State housing programs
Florida does not currently operate a statewide pre-approved ADU plan catalog (unlike California or Washington). State-level ADU implementation is driven by (a) the permissive § 163.31771 which lets willing jurisdictions adopt ordinances, (b) SHIP pass-through funding to local ADU programs (Orange County's Affordable ADU Loan Program is the model), and (c) the affordable-housing property-tax exemption under the Live Local Act (SB 102 / SB 328). The Department of Economic Opportunity (DEO) — now reorganized as the Department of Commerce — provides technical assistance to local governments but no statewide ADU-specific mandate or program. Major counties (Miami-Dade, Orange, Pasco, Hillsborough, Pinellas, Broward) have published their own ADU ordinances and guidance documents.

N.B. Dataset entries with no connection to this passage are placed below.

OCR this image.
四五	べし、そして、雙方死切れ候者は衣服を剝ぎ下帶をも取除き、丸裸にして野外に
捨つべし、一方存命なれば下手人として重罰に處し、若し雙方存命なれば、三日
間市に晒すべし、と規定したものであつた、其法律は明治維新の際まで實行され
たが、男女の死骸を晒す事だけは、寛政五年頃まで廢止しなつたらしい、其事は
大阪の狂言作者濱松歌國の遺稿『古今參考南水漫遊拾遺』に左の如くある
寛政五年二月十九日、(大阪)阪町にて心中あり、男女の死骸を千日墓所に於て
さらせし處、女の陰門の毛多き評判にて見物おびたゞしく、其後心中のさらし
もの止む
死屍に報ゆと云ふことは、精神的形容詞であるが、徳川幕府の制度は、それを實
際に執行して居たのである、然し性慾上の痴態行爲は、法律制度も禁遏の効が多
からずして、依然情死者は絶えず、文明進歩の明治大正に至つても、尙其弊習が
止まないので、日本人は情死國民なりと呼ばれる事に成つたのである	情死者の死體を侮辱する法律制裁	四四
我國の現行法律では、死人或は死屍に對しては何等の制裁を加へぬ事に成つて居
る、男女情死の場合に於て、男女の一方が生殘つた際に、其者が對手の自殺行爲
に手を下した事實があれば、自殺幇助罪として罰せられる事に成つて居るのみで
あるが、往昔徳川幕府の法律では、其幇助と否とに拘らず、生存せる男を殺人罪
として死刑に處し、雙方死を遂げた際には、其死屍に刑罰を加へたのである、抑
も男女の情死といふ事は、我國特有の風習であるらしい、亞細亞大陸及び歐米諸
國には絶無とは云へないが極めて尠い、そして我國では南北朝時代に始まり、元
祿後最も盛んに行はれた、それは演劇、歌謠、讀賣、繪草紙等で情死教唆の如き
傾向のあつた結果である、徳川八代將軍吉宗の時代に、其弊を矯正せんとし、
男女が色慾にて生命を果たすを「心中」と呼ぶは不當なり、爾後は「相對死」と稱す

Federal (United States) — ADU-relevant rules and programs
Federal ADU law
The United States has no federal statute that directly regulates accessory dwelling unit entitlement or design. Land-use authority over ADUs resides with states and local governments under the traditional police power. Federal engagement is limited to financing (Fannie/Freddie/FHA/VA/USDA), flood insurance (FEMA/NFIP), and discretionary housing programs (HUD), which are recorded in sibling sections of this file.
Federal financing programs
Federal housing-finance agencies and GSEs set nationwide underwriting rules that govern whether an ADU can be financed, appraised, and counted toward mortgage qualifying income. The relevant actors are Fannie Mae, Freddie Mac, FHA (HUD), VA, and USDA Rural Development.
Federal tax credits
There is no ADU-specific federal tax credit. ADUs may incidentally qualify for existing federal energy-efficiency and clean-energy tax credits when the ADU construction includes qualifying measures.
Federal housing programs
HUD administers several discretionary programs that can fund ADU-related activity at the grantee's election, but none is an ADU-specific program.